From the Oregonian, December 8, 1994
The LifeChange center offers more than food, shelter; it offers answers The walls wear fresh paint; the floors, new carpet. A wide-screen television graces the corner of a sun-soaked room.
In the bathroom and kitchen, fixtures gleam. In a closet, a new washer and dryer set awaits its first loads.
To Lori Snyder, this new Union Gospel Mission center for women with addiction problems is more than just a place to face the problem: it’s part of the solution.

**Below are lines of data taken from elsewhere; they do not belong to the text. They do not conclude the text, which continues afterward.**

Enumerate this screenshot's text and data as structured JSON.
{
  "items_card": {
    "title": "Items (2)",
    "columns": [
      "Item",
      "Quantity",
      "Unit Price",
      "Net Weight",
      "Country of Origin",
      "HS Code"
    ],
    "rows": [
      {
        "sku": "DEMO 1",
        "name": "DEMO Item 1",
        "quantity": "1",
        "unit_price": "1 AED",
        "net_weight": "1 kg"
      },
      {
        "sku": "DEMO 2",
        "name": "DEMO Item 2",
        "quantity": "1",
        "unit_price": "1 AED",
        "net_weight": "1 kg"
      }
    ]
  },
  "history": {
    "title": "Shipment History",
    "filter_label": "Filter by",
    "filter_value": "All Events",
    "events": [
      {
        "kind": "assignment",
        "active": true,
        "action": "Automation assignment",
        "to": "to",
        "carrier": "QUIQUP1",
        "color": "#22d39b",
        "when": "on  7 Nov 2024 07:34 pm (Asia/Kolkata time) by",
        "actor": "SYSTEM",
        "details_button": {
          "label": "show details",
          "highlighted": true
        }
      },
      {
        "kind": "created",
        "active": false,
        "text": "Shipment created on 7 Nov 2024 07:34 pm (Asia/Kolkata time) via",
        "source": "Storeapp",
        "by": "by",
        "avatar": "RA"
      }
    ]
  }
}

“A lot of people who came to the mission have never lived in a place this nice,” says Snyder, a senior leader at the Mission’s new LifeChange center for women. “I think when they see what they can have — that this kind of place can be their home — it will give them hope.”
Snyder should know.
She came to the program — housed until now in the Royal Palm Hotel in Old Town — two years ago, fresh from a three-day, $1,500 crack binge. She hadn’t eaten or slept in three days. She made her money through prostitution.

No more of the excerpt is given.